Monday, May 21, 2012

Igor I. Sikorsky Memorial Bridge, Stratford-Milford, CT

Igor I. Sikorsky Memorial Bridge
I thought I'd be running out of bridge pictures too fast, so I slowed to posting just once a week. That's kinda backfired, and now I have many bridges on the pile to discuss. Part of my reluctance with some of them is that they are... just bridges. You have the exciting ones, and then you have the more or less standard ones, like this one, the Igor I. Sikorsky Memorial Bridge, which takes the Wilbur Cross Parkway over the Housatonic River between Stratford and Milford.

Route 15 here continues west toward New York and becomes the famous Merritt Parkway, of which I've written. On the Stratford side of the bridge is the Sikorsky Aircraft Company. They make helicopters.

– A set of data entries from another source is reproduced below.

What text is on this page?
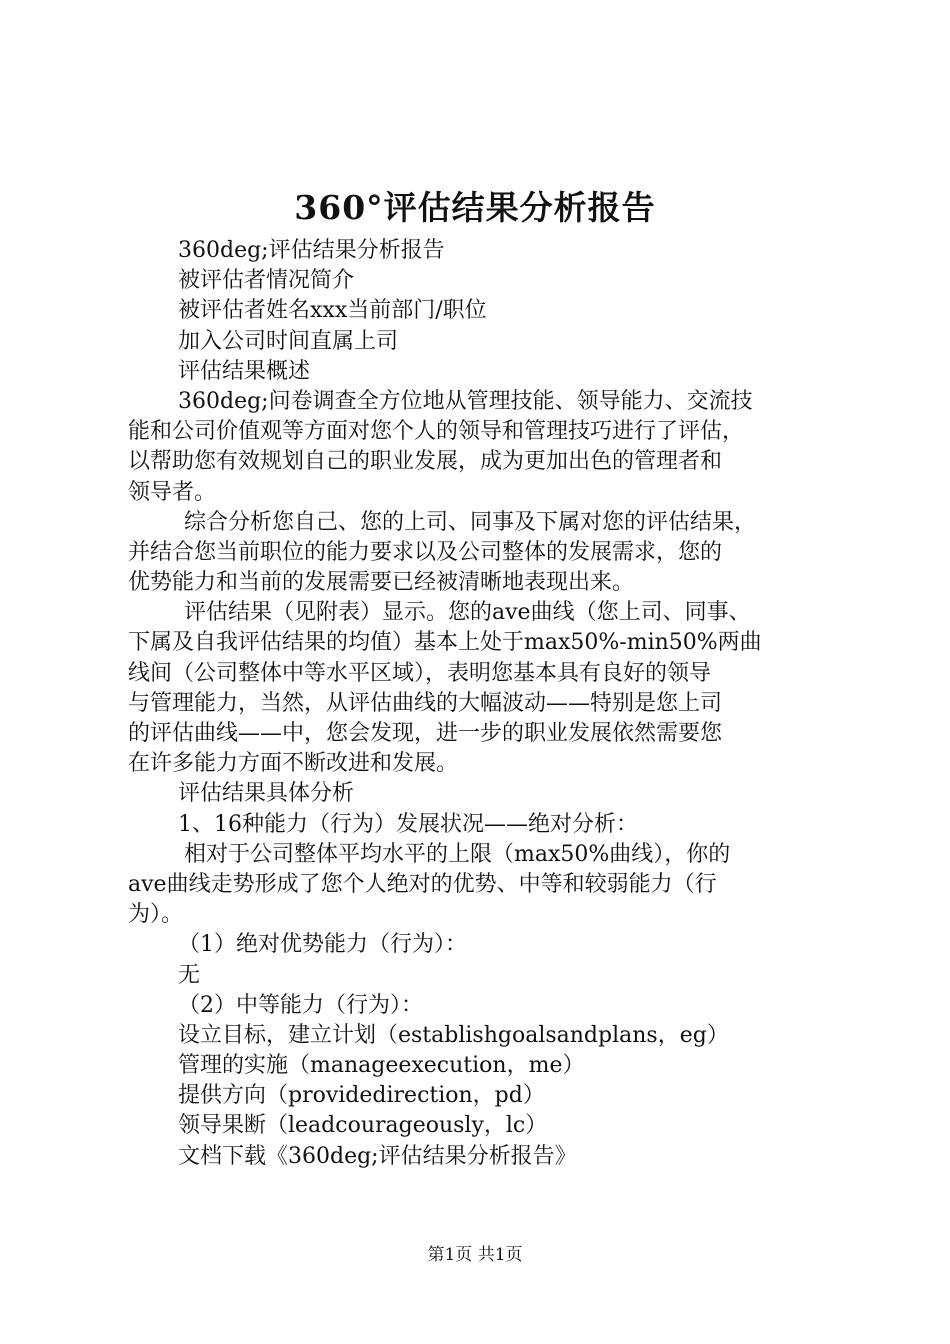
360°评估结果分析报告
360deg;评估结果分析报告
被评估者情况简介
被评估者姓名xxx当前部门/职位
加入公司时间直属上司
评估结果概述
360deg;问卷调查全方位地从管理技能、领导能力、交流技
能和公司价值观等方面对您个人的领导和管理技巧进行了评估，
以帮助您有效规划自己的职业发展，成为更加出色的管理者和
领导者。
综合分析您自己、您的上司、同事及下属对您的评估结果，
并结合您当前职位的能力要求以及公司整体的发展需求，您的
优势能力和当前的发展需要已经被清晰地表现出来。
评估结果（见附表）显示。您的ave曲线（您上司、同事、
下属及自我评估结果的均值）基本上处于max50%-min50%两曲
线间（公司整体中等水平区域），表明您基本具有良好的领导
与管理能力，当然，从评估曲线的大幅波动——特别是您上司
的评估曲线——中，您会发现，进一步的职业发展依然需要您
在许多能力方面不断改进和发展。
评估结果具体分析
1、16种能力（行为）发展状况——绝对分析：
相对于公司整体平均水平的上限（max50%曲线），你的
ave曲线走势形成了您个人绝对的优势、中等和较弱能力（行
为）。
（1）绝对优势能力（行为）：
无
（2）中等能力（行为）：
设立目标，建立计划（establishgoalsandplans，eg）
管理的实施（manageexecution，me）
提供方向（providedirection，pd）
领导果断（leadcourageously，lc）
文档下载《360deg;评估结果分析报告》
第1页 共1页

You may have heard of them. The helicopter they have mounted in front of the factory is the first thing I noticed about the place :)

The bridge itself is a standard beam bridge. There is a nice pedestrian/bicycle walkway on the north side of the bridge leading up from a loop park which also extends beneath the bridge. It's a very pleasant stroll, and even though it was pretty chilly the day I went, there were a lot of people enjoying it.

Estuary
You can tell from the barrenness that this was taken a couple months ago. They call this field an estuary, but it looks mowed, which kinda doesn't have the same connotations of unspoiled wetlands that the word conjures up for me. Elkhorn Slough back in Moss Landing -- now there was an estuary.

If anyone asks, I would totally move back to the Monterey area if I could swing it. And I'd take my daughter and her family back with me, cuz I'm totally selfish like that.

Anyway, the Sikorsky Bridge is one of the last bridges on the Housatonic I had yet to photograph. There's the possibility that I will do another state-spanning photography day with the Housatonic, because I'm pretty sure all the bridges along it are easily accessible. Unlike the Connecticut River as it flows through Massachusetts; that river twists and turns and little thought is given to tourists. I tried to get the French King Bridge on my way up to Cow Hampshire last weekend, and had to give up. The only way I could see to get a picture without trespassing in someone's yard on a hill a half mile away (and I was tempted) was to get on a boat.

Anyway I'll probably write that bridge up just to get it off my camera.